Tornai parecchie volte in quella casa. Mi divertivano, sopra tutto, i sospiri del professorino innanzi alle porzioni troppo limitate e le rabbie di don Antonio, che ogni tanto, per non perdere l'abitudine, dava in una sfuriata contro la padrona. Costei era una vecchietta tutta grinze e nervi, con due occhi azzurri e irrequieti, quasi soffocati nell'invasione di rughe, che le distruggeva i lineamenti. L'aiutava a servire i pensionanti una figlia, ragazza sui quattordici anni, dai capelli rossi, dalle carni fresche e rosee e dai dentini bianchi e fitti, che si mostravano spesso nella risata. Pareva un bel frutto maturo, nel quale si sarebbe dato volentieri un morso come in una pesca vellutata. Mi accorsi subito che il maestro Pèpere la sorvegliava gelosamente, e glielo dissi. Si pose a ridere e mi rispose:
- Sapete? La tengo come una figlia. Forse un giorno l'adotterò, poichè in quella casa so che si trova male. Sgridate e lavoro, null'altro!

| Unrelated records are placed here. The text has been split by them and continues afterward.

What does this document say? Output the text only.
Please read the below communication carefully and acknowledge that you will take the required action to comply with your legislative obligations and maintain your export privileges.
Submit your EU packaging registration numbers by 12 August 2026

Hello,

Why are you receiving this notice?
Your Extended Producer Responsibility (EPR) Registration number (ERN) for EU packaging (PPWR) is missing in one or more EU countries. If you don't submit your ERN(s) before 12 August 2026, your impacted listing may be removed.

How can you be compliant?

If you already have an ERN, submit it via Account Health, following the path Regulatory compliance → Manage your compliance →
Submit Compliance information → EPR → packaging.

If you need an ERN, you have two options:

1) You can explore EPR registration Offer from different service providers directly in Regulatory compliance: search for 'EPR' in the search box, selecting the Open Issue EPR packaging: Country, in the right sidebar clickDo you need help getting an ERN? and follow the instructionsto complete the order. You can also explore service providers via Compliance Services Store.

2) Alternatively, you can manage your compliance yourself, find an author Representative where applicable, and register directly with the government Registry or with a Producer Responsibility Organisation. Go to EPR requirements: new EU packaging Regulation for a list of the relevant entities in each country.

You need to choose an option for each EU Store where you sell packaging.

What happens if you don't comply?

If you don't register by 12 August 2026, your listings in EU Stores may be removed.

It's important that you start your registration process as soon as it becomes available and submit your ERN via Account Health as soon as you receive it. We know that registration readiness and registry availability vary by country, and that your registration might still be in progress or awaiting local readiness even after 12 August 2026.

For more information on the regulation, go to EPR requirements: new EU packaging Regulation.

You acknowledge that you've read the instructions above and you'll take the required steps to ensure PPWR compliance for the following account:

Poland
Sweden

A dire il vero era lui il primo a sgridarla ed a tuonarle dietro, ad ogni minimo sbaglio, con un vocione da orco il suo epiteto favorito: Salame!
Lì dentro, anzi, tutti la chiamavano con quel nome, provocando in lei un'allegria di fanciulla sana, che le faceva aprire le labbra carnose e mostrare l'avorio dei denti.
- Attento, don Antonio!, dissi un giorno al maestro.